HHS Issues Guidance for State-Federal Hybrid Exchanges

Posted on January 6th, 2013


Last month, states made their final decisions on whether to join the federal health insurance exchange or develop a state-based one. After submitting their initial exchange plans, a slew of states have been undergoing federal review and receiving preliminary approval on their plans during the past few weeks, with the first six being approved in mid-December.

Besides federal and state exchanges, an intermediate option is for states and the federal government to partner on an exchange, allowing states to take on the functions that they feel best able to handle – customer service, outreach, health insurance plan management, or market research, for example – and leave other tasks to federal administrators. State Partnership Exchanges, as these shared systems are called, are also a viable option for states that are moving toward developing their own exchanges but won’t have them ready to go by January 2014. On Friday, the Centers for Medicare and Medicaid Services (CMS), part of the Department of Health and Human Services (HHS), released its first set of guidelines on these hybrid exchanges.

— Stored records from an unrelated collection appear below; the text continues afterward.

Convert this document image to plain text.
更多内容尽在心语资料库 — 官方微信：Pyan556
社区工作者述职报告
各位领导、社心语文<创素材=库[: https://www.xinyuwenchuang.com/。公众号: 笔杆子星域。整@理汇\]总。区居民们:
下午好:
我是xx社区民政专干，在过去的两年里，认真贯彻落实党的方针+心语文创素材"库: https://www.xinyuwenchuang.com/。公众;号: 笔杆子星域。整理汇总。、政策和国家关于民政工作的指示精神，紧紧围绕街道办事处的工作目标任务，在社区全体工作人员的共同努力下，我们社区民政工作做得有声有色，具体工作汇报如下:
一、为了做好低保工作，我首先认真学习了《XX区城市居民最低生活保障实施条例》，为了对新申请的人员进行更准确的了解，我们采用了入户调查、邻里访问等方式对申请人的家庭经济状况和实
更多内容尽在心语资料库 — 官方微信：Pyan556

The guidelines outline the ways in which states and the federal government can partner up and divide the work of building and running an exchange. In a State Plan Management Partnership Exchange, which take advantage of state officials’ knowledge of the insurance market in their state, states will certify health insurance plans to be sold via the exchange, make sure insurers and plans continue to meet its requirements, and monitor the quality of their services. In a State Consumer Partnership Exchange, which take advantage of state officials’ knowledge of their residents’ circumstances and needs, states will manage the customer service, outreach, education, and marketing aspects of their exchanges, including the role of insurance brokers and agents. For both types of hybrid systems, HHS will handle the functions that the states are not taking charge of. The CMS guidelines include deadlines, a suggested timeline, and a list of tasks for states choosing each approach.

States that opt for a Partnership Exchange will have until February 13, 2013 to declare their intention to do and submit an initial application describing how the system would work.